Aldo, de cinco años, escuchaba al pastor decir que Jesús había dejado el cielo para venir a la tierra, pero cuando agradeció en oración porque Él había muerto por nuestros pecados, el niño susurró con voz entrecortada y sorprendido: «¡Ay, no! ¿Se murió?».
Desde que Cristo comenzó a vivir en la tierra, hubo personas que lo querían muerto. Unos sabios llegaron a Jerusalén durante el reinado de Herodes y preguntaron: «¿Dónde está el rey de los judíos, que ha nacido? Porque su estrella hemos visto en el oriente, y venimos a adorarle» (Mateo 2:2). Cuando Herodes escuchó esto, tuvo miedo de que Jesús le quitara un día su puesto. Entonces, envió a unos soldados a matar a todos los varones menores de dos años en Belén. Pero Dios protegió a su Hijo y mandó un ángel para que instara a sus padres a irse de allí. Ellos huyeron, y Jesús quedó a salvo (vv. 13-18).

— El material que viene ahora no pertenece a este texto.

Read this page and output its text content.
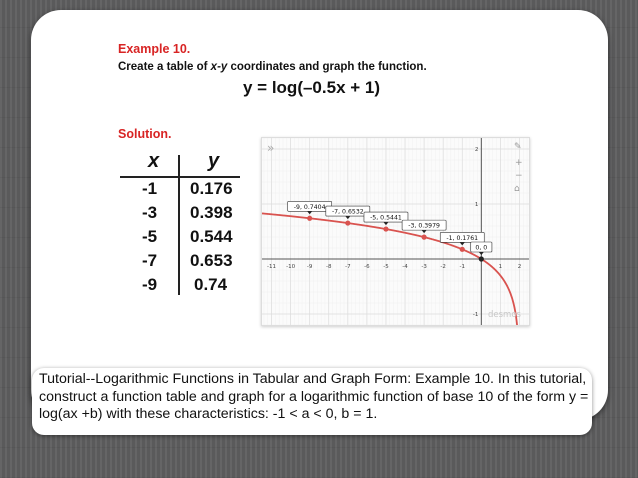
Example 10.
Create a table of x-y coordinates and graph the function.
y = log(–0.5x + 1)
Solution.
x y
-1 0.176
-3 0.398
-5 0.544
-7 0.653
-9 0.74
-11 -10 -9 -8 -7 -6 -5 -4 -3 -2 -1	1	2
2
1
-1
-9, 0.7404
-7, 0.6532
-5, 0.5441
-3, 0.3979
-1, 0.1761
0, 0
»	✎
+
−
⌂
desmos
Tutorial--Logarithmic Functions in Tabular and Graph Form: Example 10. In this tutorial, construct a function table and graph for a logarithmic function of base 10 of the form y = log(ax +b) with these characteristics: -1 < a < 0, b = 1.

Cuando Jesús completó su ministerio, fue crucificado por los pecados del mundo. Aunque el propósito era burlarse, el cartel que colocaron sobre su cruz decía: «ESTE ES JESÚS, EL REY DE LOS JUDÍOS» (27:37). A los tres días, Él resucitó victorioso de la tumba. Después de ascender al cielo, se sentó en el trono como Rey de reyes y Señor de señores.
Que el Rey que murió por nuestros pecados reine en nuestro corazón.